When I look at that solution now I think there should be a way in which at the first step when you're sorting the array, you can also look for the three numbers at the same time that you sort, it would duplicate the number of comparisons during the sort process, but chances are you will find the answer during the sort process and if not then you can continue with steps 2 and 3 that you wrote.
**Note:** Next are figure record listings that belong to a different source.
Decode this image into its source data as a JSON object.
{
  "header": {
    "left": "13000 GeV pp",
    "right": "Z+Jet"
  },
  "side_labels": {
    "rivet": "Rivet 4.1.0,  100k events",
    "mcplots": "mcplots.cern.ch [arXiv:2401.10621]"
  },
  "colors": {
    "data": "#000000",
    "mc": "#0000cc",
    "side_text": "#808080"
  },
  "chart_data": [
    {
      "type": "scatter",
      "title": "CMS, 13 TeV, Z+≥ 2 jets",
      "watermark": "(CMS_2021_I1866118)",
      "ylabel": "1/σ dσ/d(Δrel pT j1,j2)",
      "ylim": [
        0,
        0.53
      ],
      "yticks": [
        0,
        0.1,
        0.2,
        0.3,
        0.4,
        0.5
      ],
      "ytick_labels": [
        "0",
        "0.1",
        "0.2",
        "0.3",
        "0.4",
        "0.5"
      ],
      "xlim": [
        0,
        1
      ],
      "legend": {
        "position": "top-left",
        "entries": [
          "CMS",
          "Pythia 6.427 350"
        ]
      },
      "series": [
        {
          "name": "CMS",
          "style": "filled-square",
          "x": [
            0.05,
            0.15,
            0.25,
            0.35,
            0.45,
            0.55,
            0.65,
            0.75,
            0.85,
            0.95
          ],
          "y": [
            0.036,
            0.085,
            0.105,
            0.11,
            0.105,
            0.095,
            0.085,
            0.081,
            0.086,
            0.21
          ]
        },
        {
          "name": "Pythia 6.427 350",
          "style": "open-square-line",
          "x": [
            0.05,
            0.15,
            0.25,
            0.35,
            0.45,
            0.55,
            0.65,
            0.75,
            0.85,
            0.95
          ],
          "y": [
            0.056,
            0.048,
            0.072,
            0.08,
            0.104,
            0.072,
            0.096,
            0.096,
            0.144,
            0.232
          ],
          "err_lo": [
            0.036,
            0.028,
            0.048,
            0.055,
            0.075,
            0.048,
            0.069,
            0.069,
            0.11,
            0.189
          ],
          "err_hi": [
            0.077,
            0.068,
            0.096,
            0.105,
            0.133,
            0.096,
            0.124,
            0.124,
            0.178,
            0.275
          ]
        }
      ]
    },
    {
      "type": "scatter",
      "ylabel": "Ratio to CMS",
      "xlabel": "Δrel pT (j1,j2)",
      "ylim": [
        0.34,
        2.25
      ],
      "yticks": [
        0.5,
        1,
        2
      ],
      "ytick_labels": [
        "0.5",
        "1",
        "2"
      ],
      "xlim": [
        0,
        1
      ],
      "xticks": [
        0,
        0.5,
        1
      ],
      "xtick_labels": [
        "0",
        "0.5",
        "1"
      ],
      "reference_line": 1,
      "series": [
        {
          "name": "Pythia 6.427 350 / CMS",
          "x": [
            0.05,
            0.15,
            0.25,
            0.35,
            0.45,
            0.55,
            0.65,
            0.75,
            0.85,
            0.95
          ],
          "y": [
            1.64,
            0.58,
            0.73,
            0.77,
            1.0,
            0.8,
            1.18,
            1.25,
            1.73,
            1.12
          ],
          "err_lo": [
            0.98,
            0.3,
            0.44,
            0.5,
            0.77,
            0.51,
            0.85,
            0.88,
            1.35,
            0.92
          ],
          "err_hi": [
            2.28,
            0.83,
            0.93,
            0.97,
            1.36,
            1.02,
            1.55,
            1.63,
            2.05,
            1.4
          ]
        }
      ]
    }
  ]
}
Thoughts?
My solution will not let you to have duplicates:
private HashMap<Integer, Integer> cache = new HashMap<>();
public boolean isTripletExist(int sum, List<Integer> a) {
int n = a.size();
Collections.sort(a);
if (a.isEmpty()) {
return false;
}
putIntoCache(a.get(0));
for (int i = 0; i < n; i++) {
int a1 = a.get(i);
for (int j = i + 1; j < n; j++) {
int a2 = a.get(j);
int s = sum - (a1 + a2);
if (cache.containsKey(s)) {
if (s == a1 || s == a2) {
if (cache.get(s) > 1) {
return true;
}
} else {
return true;
}
}
putIntoCache(a2);
}
}
return false;
}
private void putIntoCache(int key) {
int newVal = (cache.containsKey(key) ? cache.get(key) + 1 : 1);
cache.put(key, newVal);
}
JS solution:
function checkIfItPosible(arr, num){
posible = false;
for(fnum in arr){ ///// FIRST LOOP START
if(posible ==true) break;
var firstNum = arr[fnum];
for (snum in arr) { ///// SECOND LOOP START
if(posible ==true || snum == fnum ) break;
var secondNum = arr[snum];
for(tnum in arr){ ///// THIRD LOOP START
if(posible ==true || (snum == tnum )) break;
var thirdNum = arr[tnum];
if(firstNum + secondNum + thirdNum == num){
console.log(firstNum +" + "+ secondNum +" + "+ thirdNum +" = "+num);
posible = true;
}
} ///// THIRD LOOP ENDS
} ///// SECOND LOOP ENDS
}; ///// FIRST LOOP ENDS
return posible;
}
var givenArray = [10, 3, 30, 5, 19, 1];
var sumToAchieve = 9;
var isItPosible = checkIfItPosible(givenArray, sumToAchieve);
console.log(isItPosible); // true > 1 + 5 + 3 = 9
JS solution:
function checkIfItPosible(arr, num){
posible = false;
for(fnum in arr){ ///// FIRST LOOP START
var firstNum = arr[fnum];
for (snum in arr) { ///// SECOND LOOP START
if(snum == fnum ){break;};
var secondNum = arr[snum];
for(tnum in arr){ ///// THIRD LOOP START
if(snum == tnum){break;};
var thirdNum = arr[tnum];
if(firstNum + secondNum + thirdNum == num){
posible = true;
return posible;
}
} ///// THIRD LOOP ENDS
} ///// SECOND LOOP ENDS
}; ///// FIRST LOOP ENDS
return posible;
}
var givenArray = [1,200,3,1300,100, 5];
var sumToAchieve = 9;
var isItPosible = checkIfItPosible(givenArray, sumToAchieve);
console.log(isItPosible); // true > 1 + 5 + 3 = 9
This is the 3-Sum problem. And do not make any fun on the name. Please don't.
- NoOne July 05, 2017[ en.wikipedia.org/wiki/3SUM ]
That should answer it. The problem, if there is a solution is less than Theta(n^2) is non trivial.